Meeting of The College of Psychoanalysts – UK with Health Professions Council

DL also emphasised that training does not involve the transmission of knowledge but is, rather, about questioning knowledge and particularly oneself as the analyst. A personal analysis is therefore the principal feature of any training which cannot promise to ‘train’ anyone, since training in psychoanalysis is retroactive. Furthermore, analysis does not aim primarily at removal of symptoms. Given the importance of transference and the retroactive effect of training, standards of proficiency might be antithetical to the training of psychoanalysts.

DL emphasised that The College is not against regulation but that we question very seriously whether the form of regulation proposed by HPC is suitable for psychoanalysis. DL raised the question of whether some other form of regulation might be feasible.

MS asked whether psychoanalysts were regulated statutorily elsewhere in the world. DL told him briefly of the models in Australia, France and the USA. MS paid due attention to all of this and again stated that a recommendation by HPC that psychoanalysis should not be included in any plans to regulate psychotherapy would be one possibility. It was clear, however, that what he was saying in this regard was entirely hypothetical and constituted no specific proposal or undertaking.

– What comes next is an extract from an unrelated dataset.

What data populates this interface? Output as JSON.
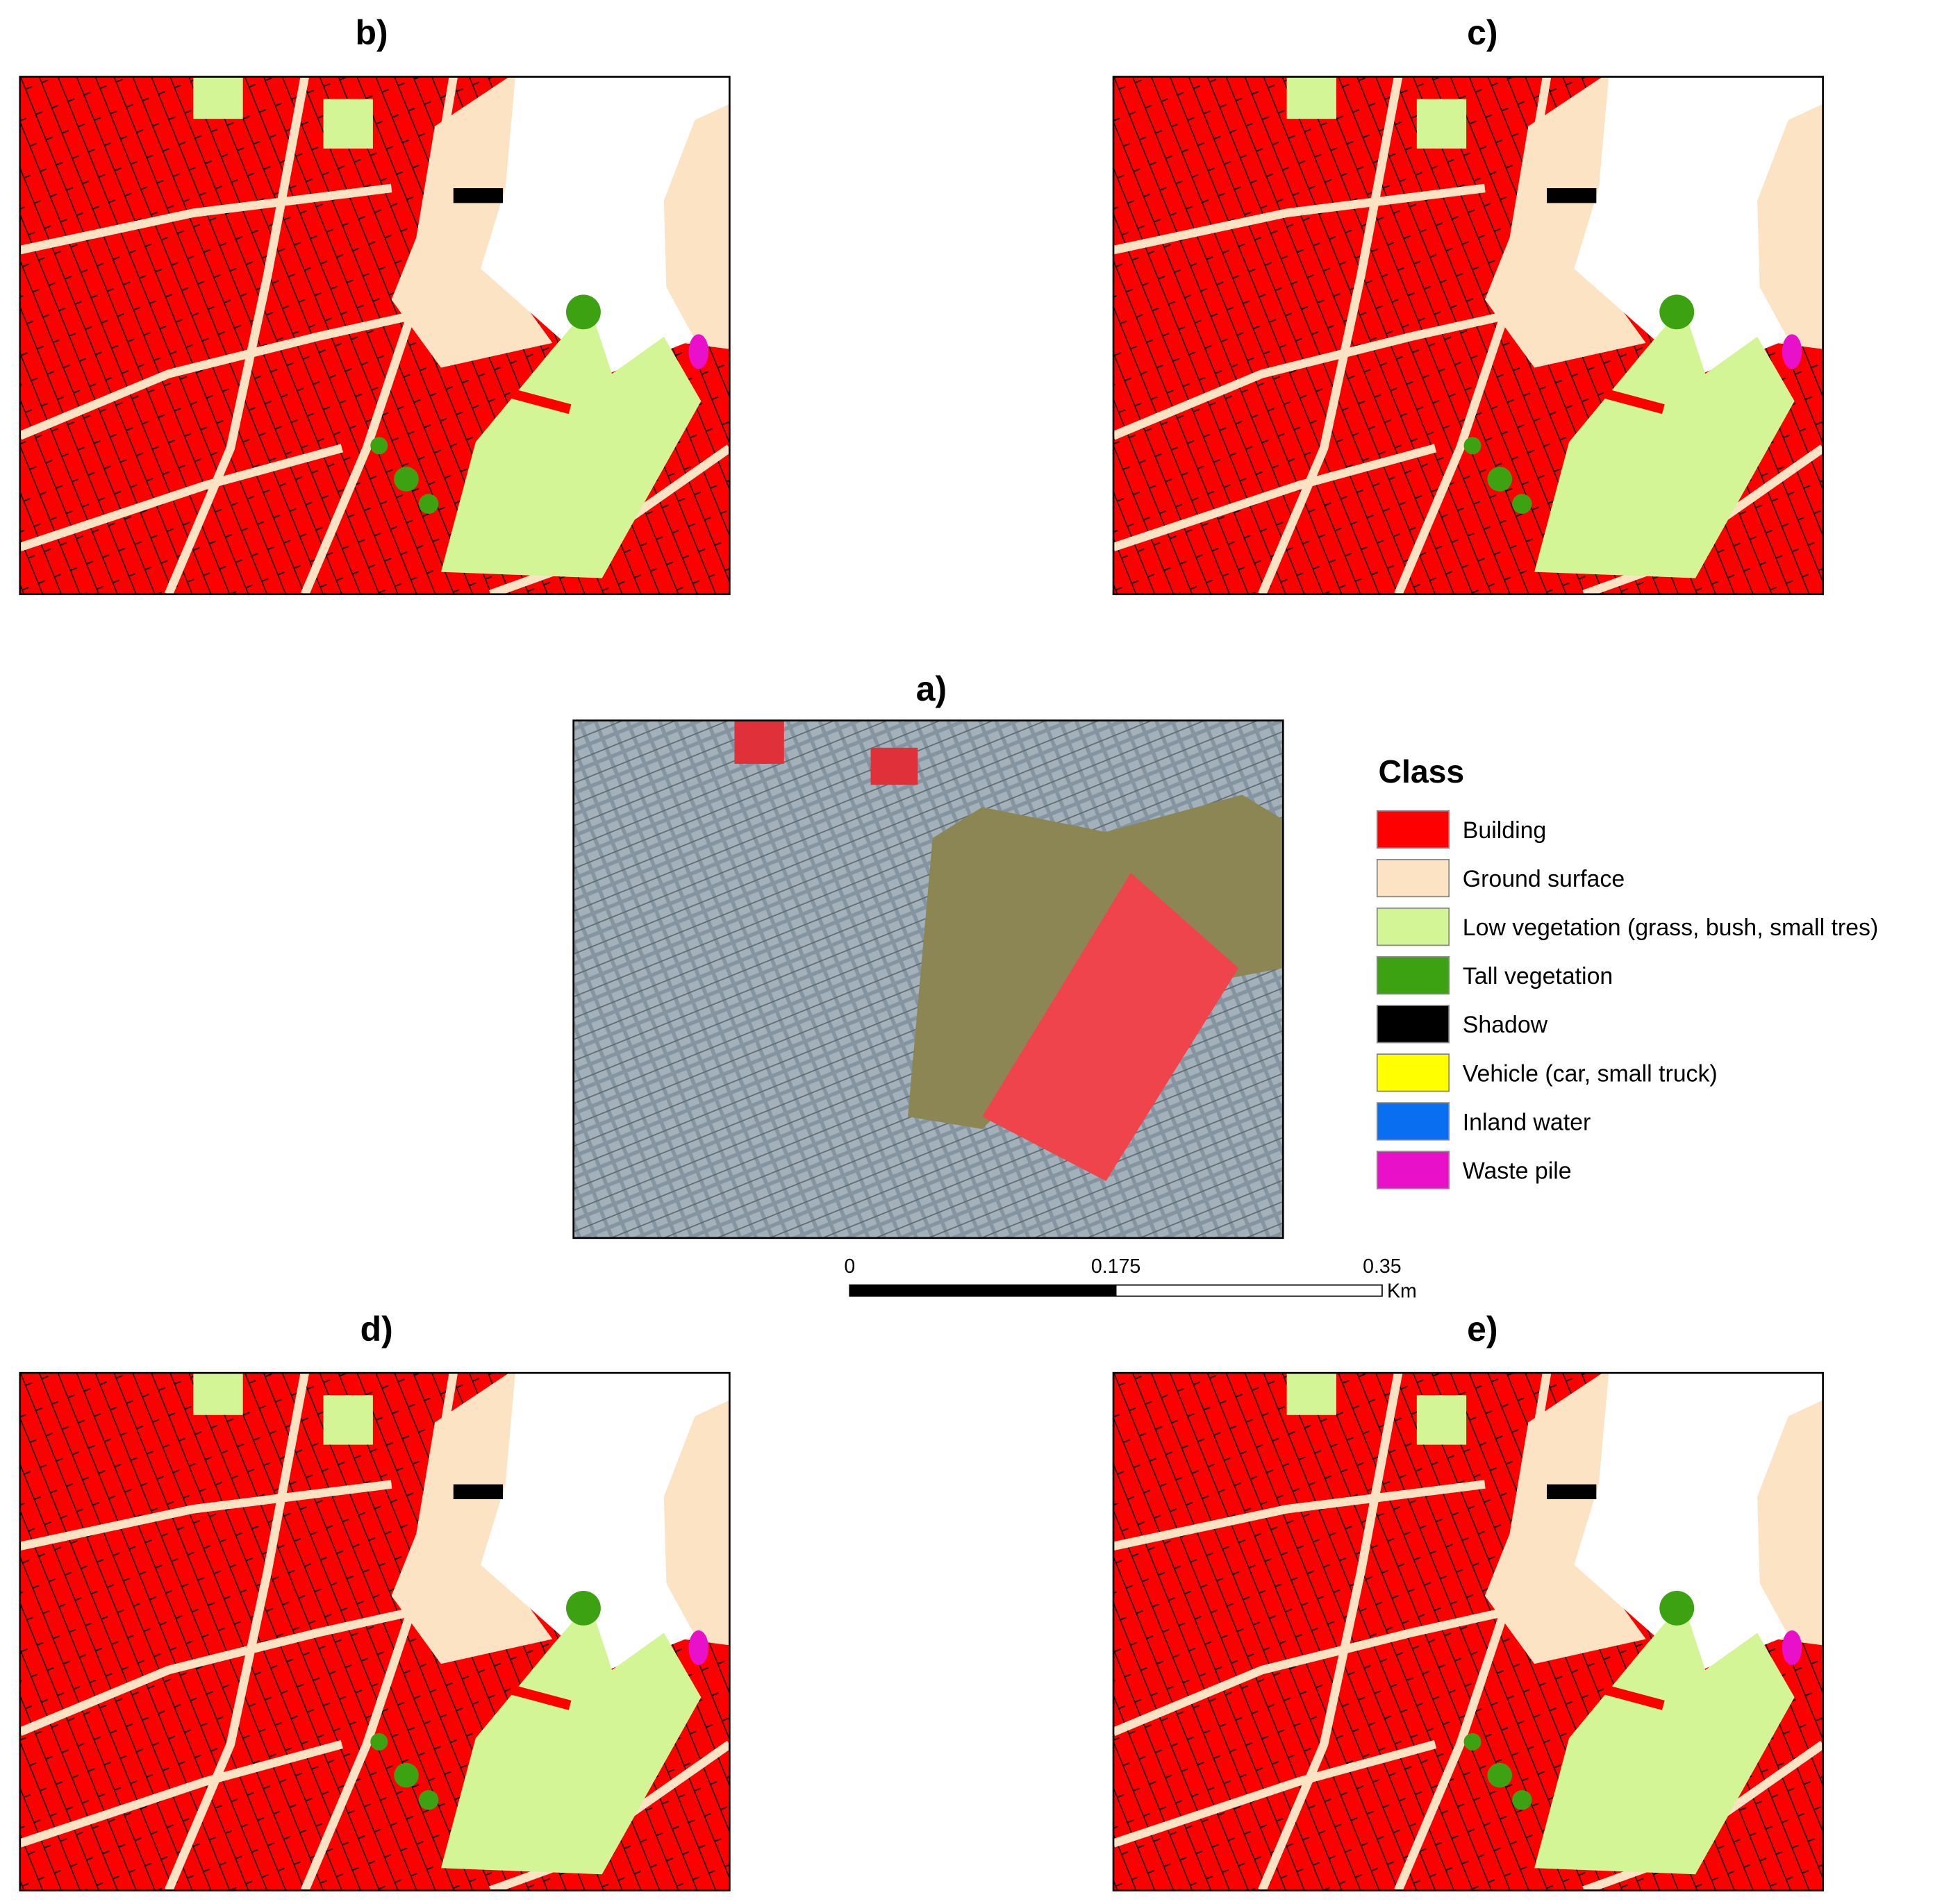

Finally, JC asked MS specifically whether, if a practitioner was registered with HPC as entitled to use, for example, the regulated professional title psychotherapist, they would nevertheless be free to use, in addition, some other non-protected professional title currently in use within the profession, for example Jungian analyst. MS attempted to deflect the question by beginning to outline the powers of HPC to regulate, in addition, specialist professional titles such as this. JC stopped him, saying he was well aware of those provisions but wanted an answer to the specific question: if there is a regulated professional title, say psychotherapist or psychodynamic psychotherapist, would a practitioner registered with HPC as entitled to use such a professional title be at liberty, in addition, to use a specialist non-registered professional title e.g. Jungian analyst. MS responded unequivocally that such a practitioner would be free to use such an additional professional title if it was indeed not a protected professional title.